Comment Re:This device is not new or interesting (Score 1) 651
Other parts of the gun are often serialized, but the serial on the receiver is the one that is considered the serial number of the gun for legal purposes. For collectors, matching numbers on all parts still fetch a premium, especially for antique or just old firearms, such as WW2 rifles.
Speaking of old guns, this is one other interesting side effect of treating the receiver as the gun, and all other components as appendages. Federal law defines a category of firearms called "antique", which is any firearm manufactured on or before 1899. Those are basically completely out of the scope of all existing gun control legislation on both federal and state level (I believe Hawaii is the only exception), unless they fall under NFA (full auto, short barrels etc). You can order them online and have UPS deliver them to their doorstep, no background checks, nothing. If you're a felon, you can still legally own one. And so on.
Now remember that when we say "gun", we really mean "receiver" here. This means that it's perfectly legal to take a receiver from an antique gun, replace the rest with newly manufactured components, and the result will still legally be considered antique. And receiver is the part that normally gets least wear on a firearm (because, on one hand, it's usually metal, and on the other hand, it's not the part that gets most mechanical stress, unlike the bolt assembly and the barrel).

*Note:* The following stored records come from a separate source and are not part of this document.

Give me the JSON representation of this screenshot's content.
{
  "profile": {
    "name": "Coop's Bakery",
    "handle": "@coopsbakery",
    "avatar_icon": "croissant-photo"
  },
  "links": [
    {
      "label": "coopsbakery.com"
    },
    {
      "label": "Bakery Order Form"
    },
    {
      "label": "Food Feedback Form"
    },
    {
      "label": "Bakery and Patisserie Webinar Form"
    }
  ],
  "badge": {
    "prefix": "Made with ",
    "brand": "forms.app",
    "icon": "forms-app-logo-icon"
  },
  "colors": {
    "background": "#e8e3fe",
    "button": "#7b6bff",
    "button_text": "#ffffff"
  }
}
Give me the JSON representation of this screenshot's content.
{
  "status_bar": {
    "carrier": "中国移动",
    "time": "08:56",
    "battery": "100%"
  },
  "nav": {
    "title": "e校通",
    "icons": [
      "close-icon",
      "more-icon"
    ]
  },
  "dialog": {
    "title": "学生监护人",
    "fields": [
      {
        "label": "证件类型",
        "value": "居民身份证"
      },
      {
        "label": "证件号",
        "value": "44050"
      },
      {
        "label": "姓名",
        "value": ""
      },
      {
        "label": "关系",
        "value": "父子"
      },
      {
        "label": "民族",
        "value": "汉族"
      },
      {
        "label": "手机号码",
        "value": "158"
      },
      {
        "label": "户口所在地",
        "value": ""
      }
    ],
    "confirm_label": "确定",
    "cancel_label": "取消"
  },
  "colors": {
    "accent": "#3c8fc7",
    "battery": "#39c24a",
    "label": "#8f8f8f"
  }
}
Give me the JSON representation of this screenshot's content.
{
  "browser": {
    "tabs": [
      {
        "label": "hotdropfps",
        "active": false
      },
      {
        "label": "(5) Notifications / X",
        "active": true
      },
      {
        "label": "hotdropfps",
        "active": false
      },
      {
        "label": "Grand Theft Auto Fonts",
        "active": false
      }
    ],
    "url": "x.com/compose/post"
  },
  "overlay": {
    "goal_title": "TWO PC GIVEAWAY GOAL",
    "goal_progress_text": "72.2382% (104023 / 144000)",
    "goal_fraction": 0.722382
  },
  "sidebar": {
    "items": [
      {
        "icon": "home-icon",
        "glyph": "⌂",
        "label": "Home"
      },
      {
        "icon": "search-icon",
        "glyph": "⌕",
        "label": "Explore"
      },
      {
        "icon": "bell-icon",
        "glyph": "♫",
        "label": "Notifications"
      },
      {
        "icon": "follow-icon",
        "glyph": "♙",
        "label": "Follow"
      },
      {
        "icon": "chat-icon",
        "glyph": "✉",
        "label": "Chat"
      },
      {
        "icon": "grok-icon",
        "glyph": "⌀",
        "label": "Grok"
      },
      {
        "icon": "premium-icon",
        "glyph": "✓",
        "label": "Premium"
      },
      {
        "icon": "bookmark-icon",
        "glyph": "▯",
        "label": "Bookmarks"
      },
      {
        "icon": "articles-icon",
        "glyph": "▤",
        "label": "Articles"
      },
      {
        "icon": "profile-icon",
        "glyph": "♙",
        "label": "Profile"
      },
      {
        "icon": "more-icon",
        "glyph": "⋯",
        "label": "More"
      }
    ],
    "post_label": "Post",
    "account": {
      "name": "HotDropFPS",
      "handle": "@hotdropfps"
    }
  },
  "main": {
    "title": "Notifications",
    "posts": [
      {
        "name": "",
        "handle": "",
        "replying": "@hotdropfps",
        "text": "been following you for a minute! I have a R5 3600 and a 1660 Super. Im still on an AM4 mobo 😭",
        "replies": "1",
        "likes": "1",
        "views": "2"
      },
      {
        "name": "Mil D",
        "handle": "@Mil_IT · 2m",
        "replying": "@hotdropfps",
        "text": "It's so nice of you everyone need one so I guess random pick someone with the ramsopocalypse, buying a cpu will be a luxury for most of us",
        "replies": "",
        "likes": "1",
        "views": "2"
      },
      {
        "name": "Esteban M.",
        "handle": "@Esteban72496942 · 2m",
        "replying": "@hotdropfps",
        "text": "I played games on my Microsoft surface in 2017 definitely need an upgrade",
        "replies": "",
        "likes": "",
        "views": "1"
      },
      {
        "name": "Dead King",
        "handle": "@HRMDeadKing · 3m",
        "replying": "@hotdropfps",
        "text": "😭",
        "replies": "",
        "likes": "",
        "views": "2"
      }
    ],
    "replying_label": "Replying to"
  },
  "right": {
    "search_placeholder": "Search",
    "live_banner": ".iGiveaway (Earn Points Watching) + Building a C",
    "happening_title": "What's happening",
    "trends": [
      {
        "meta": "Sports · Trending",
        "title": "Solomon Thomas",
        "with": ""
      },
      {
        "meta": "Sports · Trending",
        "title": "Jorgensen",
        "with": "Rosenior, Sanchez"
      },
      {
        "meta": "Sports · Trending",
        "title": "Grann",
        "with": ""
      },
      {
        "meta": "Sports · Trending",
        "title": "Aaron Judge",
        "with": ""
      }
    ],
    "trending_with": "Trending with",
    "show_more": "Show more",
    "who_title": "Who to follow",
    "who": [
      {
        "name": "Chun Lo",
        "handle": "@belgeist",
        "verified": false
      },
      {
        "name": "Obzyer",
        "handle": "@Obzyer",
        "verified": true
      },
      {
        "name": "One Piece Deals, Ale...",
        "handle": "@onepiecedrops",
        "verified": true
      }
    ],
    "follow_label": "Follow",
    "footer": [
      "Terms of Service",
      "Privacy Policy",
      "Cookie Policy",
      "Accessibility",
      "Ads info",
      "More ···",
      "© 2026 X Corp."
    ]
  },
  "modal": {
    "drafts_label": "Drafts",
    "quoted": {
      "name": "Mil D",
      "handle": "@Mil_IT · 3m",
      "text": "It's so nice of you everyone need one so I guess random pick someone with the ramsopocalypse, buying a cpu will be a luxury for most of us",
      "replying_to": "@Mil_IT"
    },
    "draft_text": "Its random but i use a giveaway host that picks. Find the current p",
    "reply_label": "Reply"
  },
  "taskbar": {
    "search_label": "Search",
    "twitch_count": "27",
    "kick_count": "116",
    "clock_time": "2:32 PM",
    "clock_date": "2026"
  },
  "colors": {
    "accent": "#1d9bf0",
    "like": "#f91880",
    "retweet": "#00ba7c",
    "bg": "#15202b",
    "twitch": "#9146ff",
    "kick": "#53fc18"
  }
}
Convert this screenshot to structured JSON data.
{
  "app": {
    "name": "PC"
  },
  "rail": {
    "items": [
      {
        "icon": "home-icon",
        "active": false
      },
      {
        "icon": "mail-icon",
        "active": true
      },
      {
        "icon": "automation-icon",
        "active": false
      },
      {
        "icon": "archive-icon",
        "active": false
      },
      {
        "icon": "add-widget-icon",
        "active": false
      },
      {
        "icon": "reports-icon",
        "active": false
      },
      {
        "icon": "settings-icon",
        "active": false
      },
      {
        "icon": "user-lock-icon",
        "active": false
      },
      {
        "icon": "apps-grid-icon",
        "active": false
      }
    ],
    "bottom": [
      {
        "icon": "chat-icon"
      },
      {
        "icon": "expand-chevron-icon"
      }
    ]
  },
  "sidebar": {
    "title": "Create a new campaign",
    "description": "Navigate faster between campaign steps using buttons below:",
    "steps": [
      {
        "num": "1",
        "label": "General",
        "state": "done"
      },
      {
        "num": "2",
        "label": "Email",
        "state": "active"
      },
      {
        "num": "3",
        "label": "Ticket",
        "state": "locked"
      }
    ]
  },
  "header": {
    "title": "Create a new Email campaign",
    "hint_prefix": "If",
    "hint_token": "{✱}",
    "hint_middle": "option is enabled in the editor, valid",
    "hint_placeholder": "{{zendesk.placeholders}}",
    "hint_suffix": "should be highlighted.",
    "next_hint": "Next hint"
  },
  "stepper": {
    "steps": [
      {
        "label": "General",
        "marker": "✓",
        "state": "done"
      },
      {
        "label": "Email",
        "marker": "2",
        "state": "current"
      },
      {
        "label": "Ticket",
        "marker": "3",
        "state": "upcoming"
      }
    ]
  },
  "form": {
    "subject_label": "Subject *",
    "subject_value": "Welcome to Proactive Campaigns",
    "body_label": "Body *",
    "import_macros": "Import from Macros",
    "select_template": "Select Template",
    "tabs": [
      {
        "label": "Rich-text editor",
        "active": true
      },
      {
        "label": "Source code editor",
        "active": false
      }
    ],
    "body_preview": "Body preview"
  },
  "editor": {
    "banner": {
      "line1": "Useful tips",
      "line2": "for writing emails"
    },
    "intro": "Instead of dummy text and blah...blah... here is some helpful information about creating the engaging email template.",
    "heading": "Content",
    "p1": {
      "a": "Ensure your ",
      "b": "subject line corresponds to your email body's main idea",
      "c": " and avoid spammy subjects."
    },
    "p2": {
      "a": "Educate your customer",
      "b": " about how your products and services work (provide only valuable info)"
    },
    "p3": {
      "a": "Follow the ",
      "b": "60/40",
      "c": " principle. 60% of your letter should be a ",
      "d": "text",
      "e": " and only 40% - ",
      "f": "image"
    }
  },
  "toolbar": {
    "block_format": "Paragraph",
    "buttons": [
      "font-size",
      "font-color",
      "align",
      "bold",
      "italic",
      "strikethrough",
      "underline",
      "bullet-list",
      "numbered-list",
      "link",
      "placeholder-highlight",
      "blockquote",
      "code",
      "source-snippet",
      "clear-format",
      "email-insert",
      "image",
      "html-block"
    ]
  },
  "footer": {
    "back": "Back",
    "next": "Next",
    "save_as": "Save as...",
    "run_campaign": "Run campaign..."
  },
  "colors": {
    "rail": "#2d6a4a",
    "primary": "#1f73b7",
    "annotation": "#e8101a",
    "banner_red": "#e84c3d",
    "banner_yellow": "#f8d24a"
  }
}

Here is one example of such a thing: an Imperial Russian Mosin-Nagant receiver from 1896, which ended up in the stocks of the Finnish arsenals (quite possibly captured during Winter War or Continuation War, or else it could come from the arsenals they inherited from the Russian Empire when they declared independence), and was then remade into a new Mosin rifle sometime in the 60s, with new barrel, bolt, stock, and possibly the trigger group as well. The resulting rifle shoots just as well as any other modern bolt-action rifle, and ammo is cheap and plentiful.
It's not limited to just bolt-action rifles, either, though those are the most plentiful. But there is a number of antique Mauser C96 handguns around, as well - not quite on par with modern handguns, obviously, what with a fixed 10-round magazine loaded from stripper clips, but still a very capable firearm in its own right. There are plenty of antique revolvers, too.